从杨昌济绝笔举荐谈人才评价之困:如何让识才用才回归担当与公正

一个世纪前的教育实践,如今为何引发广泛共鸣?这个问题的背后,是当代人才培养和举荐机制面临的深层困境; 杨昌济那份临终遗信所承载的,不仅是一位教育家的最后心愿,更是一种识人用人理念的历史见证。这位资深教育工作者在生命的最后时刻,以全部人生信誉为担保,向挚友章士钊推荐两位学生。他的判断标准并非基于任何可量化的成绩指标,而是源于长期的课堂观察、灵魂层面的共鸣和对人才潜质的深刻洞察。

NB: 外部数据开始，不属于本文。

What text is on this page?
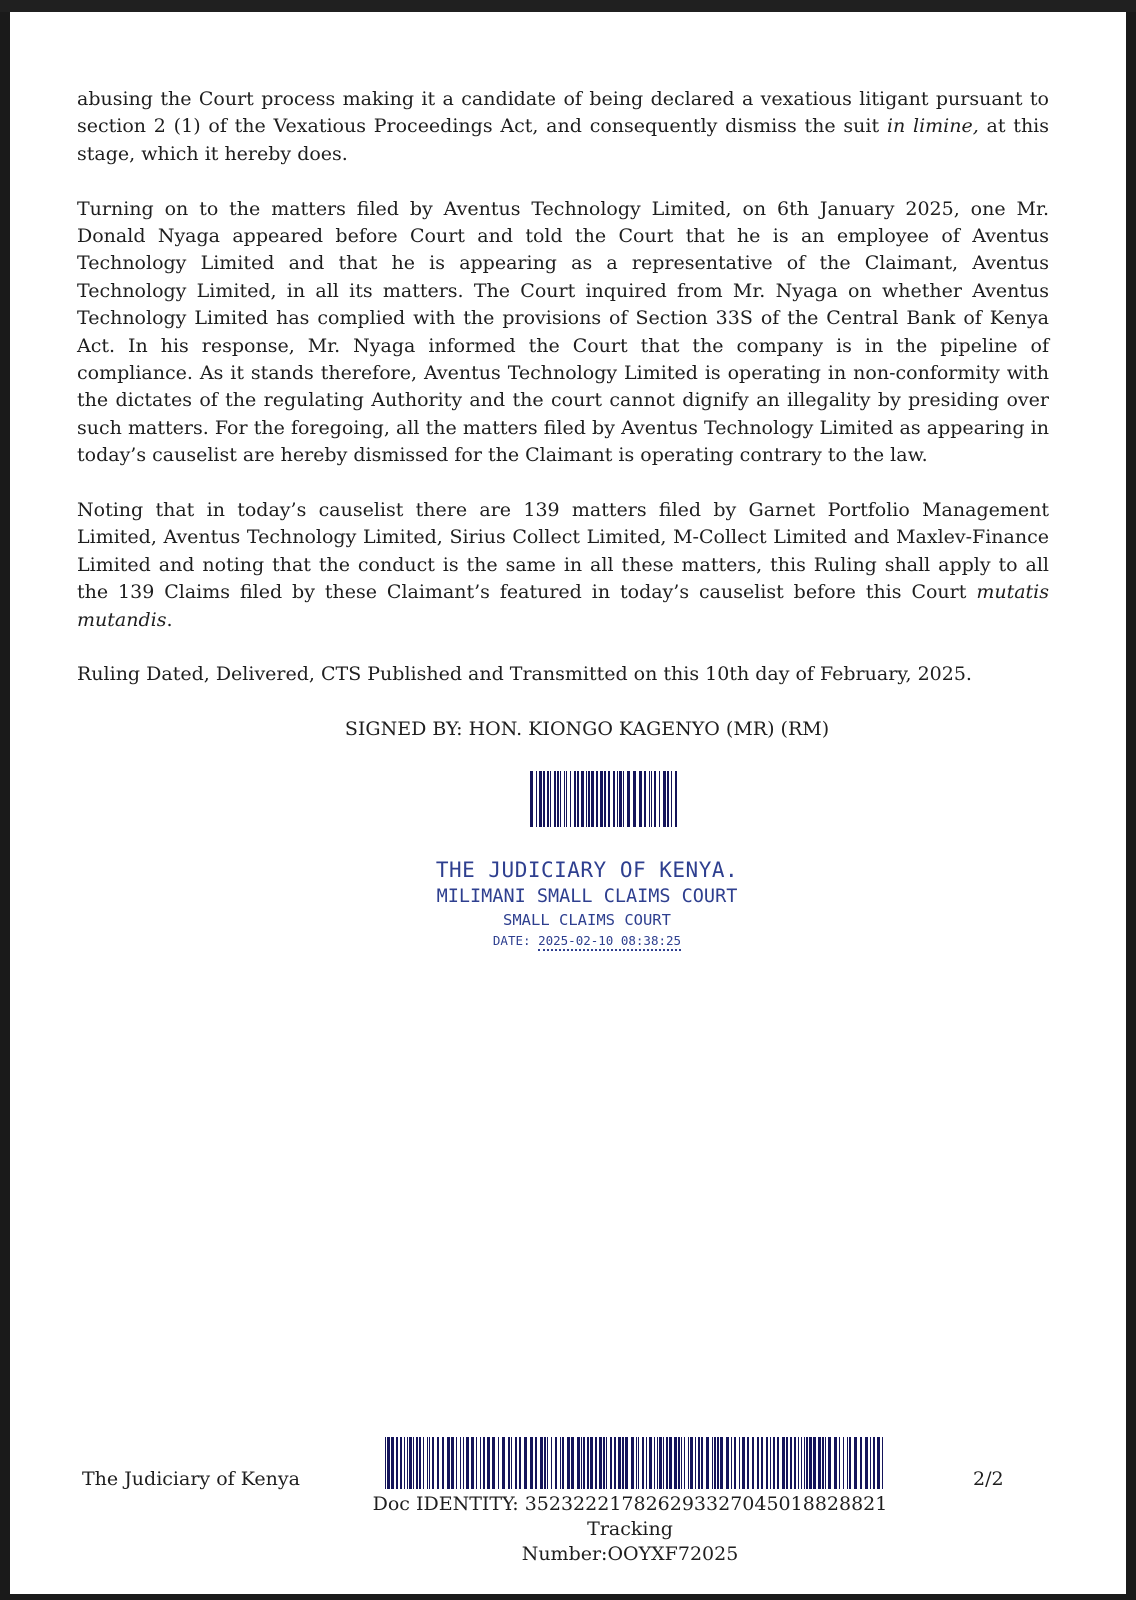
abusing the Court process making it a candidate of being declared a vexatious litigant pursuant to section 2 (1) of the Vexatious Proceedings Act, and consequently dismiss the suit in limine, at this stage, which it hereby does.

Turning on to the matters filed by Aventus Technology Limited, on 6th January 2025, one Mr. Donald Nyaga appeared before Court and told the Court that he is an employee of Aventus Technology Limited and that he is appearing as a representative of the Claimant, Aventus Technology Limited, in all its matters. The Court inquired from Mr. Nyaga on whether Aventus Technology Limited has complied with the provisions of Section 33S of the Central Bank of Kenya Act. In his response, Mr. Nyaga informed the Court that the company is in the pipeline of compliance. As it stands therefore, Aventus Technology Limited is operating in non-conformity with the dictates of the regulating Authority and the court cannot dignify an illegality by presiding over such matters. For the foregoing, all the matters filed by Aventus Technology Limited as appearing in today’s causelist are hereby dismissed for the Claimant is operating contrary to the law.

Noting that in today’s causelist there are 139 matters filed by Garnet Portfolio Management Limited, Aventus Technology Limited, Sirius Collect Limited, M-Collect Limited and Maxlev-Finance Limited and noting that the conduct is the same in all these matters, this Ruling shall apply to all the 139 Claims filed by these Claimant’s featured in today’s causelist before this Court mutatis mutandis.

Ruling Dated, Delivered, CTS Published and Transmitted on this 10th day of February, 2025.

SIGNED BY: HON. KIONGO KAGENYO (MR) (RM)
THE JUDICIARY OF KENYA.
MILIMANI SMALL CLAIMS COURT
SMALL CLAIMS COURT
DATE: 2025-02-10 08:38:25
The Judiciary of Kenya
Doc IDENTITY: 35232221782629332704501882882​1 Tracking
Number:OOYXF72025
2/2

这种判断方式反映了传统伯乐精神的核心要素:超越功利、直指本质、以信任为基础的人才识别。 与此形成鲜明对照的,是当代人才举荐体系的运行现状。在当前的教育、科研和人才选拔机制中,学术论文数量、科研项目经费、各类学位头衔等量化指标逐步成为衡量人才的主要标准。推荐信制度也随之演变,从个人化的信任背书演化为标准化的流水线产品。这种变化有其制度逻辑:通过客观化、透明化的评价体系,确实能够在一定程度上防止人情关系的干扰,提高选拔的公平性。 然而,这种精密化机制设计也带来了意想不到的后果。一套复杂的筛选标准和评价体系,虽然提高了可操作性,却可能将那些不符合既定规范、但具有创新潜质和突破性思维的人才挡在门外。历史上许多改变时代的人物,在其崭露头角之初,往往难以用常规指标来衡量。他们可能论文数量不足、学位不够显赫,但却拥有超越同代人的洞察力和执行力。当评价体系变得越来越精密,我们用来筛选人才的"筛子"就越来越细,最终可能筛掉的不仅是"意外",更是"传奇"。 这种机制性困境的形成,有着深层的社会原因。随着教育规模的扩大和竞争的加剧,传统的师生关系发生了变化。教师与学生之间缺乏足够的深入交流,难以形成那种基于长期观察的深刻认识。同时,在问责机制日益严格的时代背景下,举荐者面临的风险也在上升。一旦被举荐者出现问题,举荐者的信誉和职业前景都可能受到影响。这种压力自然会导致举荐者趋向保守,倾向于选择"最安全"的人选,而非"最有潜力"的人选。 更值得关注的是,当代举荐体系中的功利性因素日益凸显。导师推荐学生时,难免会考虑该学生是否"好使唤"、是否能为自己的科研项目出力;领导提携后辈时,常常会优先考虑对方是否是"自己人"、是否"会来事"。这些隐性的考量,虽然不如明文规定那样显眼,但其危害性同样深远。它将人才举荐从纯粹的伯乐精神蜕变为一种人脉和利益的交换。 从章士钊的实际行动中,我们可以看到"倾力铺路"的另一层含义。他没有给被举荐者安排一个简单的工作机会,而是将其直接送入了当时思想界最前沿的环境,让其有机会接触到时代最伟大的思想家。这种做法的成本是巨大的,但其潜在的收益——对国家和社会发展的长远影响——是无法用经济学指标衡量的。当代的举荐者,有多少能够做到这种程度的投入和承诺? 面对这些困境,如何重建识人用人的纯粹性,成为了一个重要课题。这不意味着要完全否定当代评价体系的价值,而是需要在维持制度框架的基础上,为那种基于深度观察和信任的人才识别留出空间。这可能包括:建立更灵活的评价体系,不完全依赖量化指标;加强师生互动和长期观察,为教育工作者提供更充分的了解学生的机会;完善举荐者的保护机制,减少他们因举荐失误而承担的不合理风险;鼓励和表彰那些具有前瞻性眼光和担当精神的举荐者。 此外,社会观念的转变也至关重要。我们需要重新认识到,人才的识别和培养,本质上是一种基于信任和责任的活动,而非纯粹的技术操作。这种认识的恢复,需要整个社会在评价人才、衡量成功时,能够更加宽容地对待那些"不按常理出牌"的探索者和创新者。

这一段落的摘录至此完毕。